Metagenomics

Tools and methods for the analysis of metagenomics data and their integration with other -omic technologies. 

Metagenomics

Microbes are by far the most common life form on earth, colonizing every environment from thermal springs to soil, water, plants, animals, and the human body. Thanks to the advent of high throughput sequencing technologies, we are now starting to characterize the enormous biodiversity of microbial communities (the microbiome) and understand the profound influences that they have on virtually every ecosystem, with applications that range from agricultural practices to human health.

The emergence of other -omic technologies (metabolomics, metatranscriptomics, etc.) is continuously increasing our understanding of the microbiome and of its interactions with the other forms of life, at the same time posing challenges of unprecedented complexity to statisticians, data analysts and computational scientists.

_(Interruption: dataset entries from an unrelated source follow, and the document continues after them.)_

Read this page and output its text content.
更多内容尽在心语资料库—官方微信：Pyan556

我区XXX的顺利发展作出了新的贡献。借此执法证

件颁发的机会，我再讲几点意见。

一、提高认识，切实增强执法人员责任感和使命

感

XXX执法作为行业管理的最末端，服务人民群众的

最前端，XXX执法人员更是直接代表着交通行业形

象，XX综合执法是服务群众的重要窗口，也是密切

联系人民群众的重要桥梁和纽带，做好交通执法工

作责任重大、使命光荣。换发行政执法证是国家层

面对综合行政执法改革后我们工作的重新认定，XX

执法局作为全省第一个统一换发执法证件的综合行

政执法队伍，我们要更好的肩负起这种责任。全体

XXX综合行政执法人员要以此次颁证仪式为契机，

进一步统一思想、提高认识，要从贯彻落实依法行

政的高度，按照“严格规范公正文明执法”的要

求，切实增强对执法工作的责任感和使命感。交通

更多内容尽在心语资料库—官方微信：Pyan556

The Computational Biology Unit develops tools and methods for the analysis of metagenomics data and their integration with other -omic technologies. The main research areas are:

  • Amplicon sequencing. The micca software suite is a simple, self-contained suite for the processing of amplicon sequencing data from bacteria (16S) and fungi (ITS)
  • Development of strain-level methods for the analysis of whole genome sequencing data of microbial communities from WGS data. Using the genomic data available, the StrainEst tool is able to identify and quantify the different strains of bacterial species of interests.
  • Machine Learning approaches. PhyloRelief exploits the phylogenetic relationships amongst taxa to identify the portions of the tree of life that are differentially distributed in case-control studies.
  • Data integration. Multiple omics can provide a multifaceted view of microbial communities, characterizing at the same time, their structure, function and metabolic activity. However, the computational methods for the integration of the different data are still in their infancy. We are working to develop tools for data integration and the identification of correlations amongst the different datasets, like the latest MICtools suite.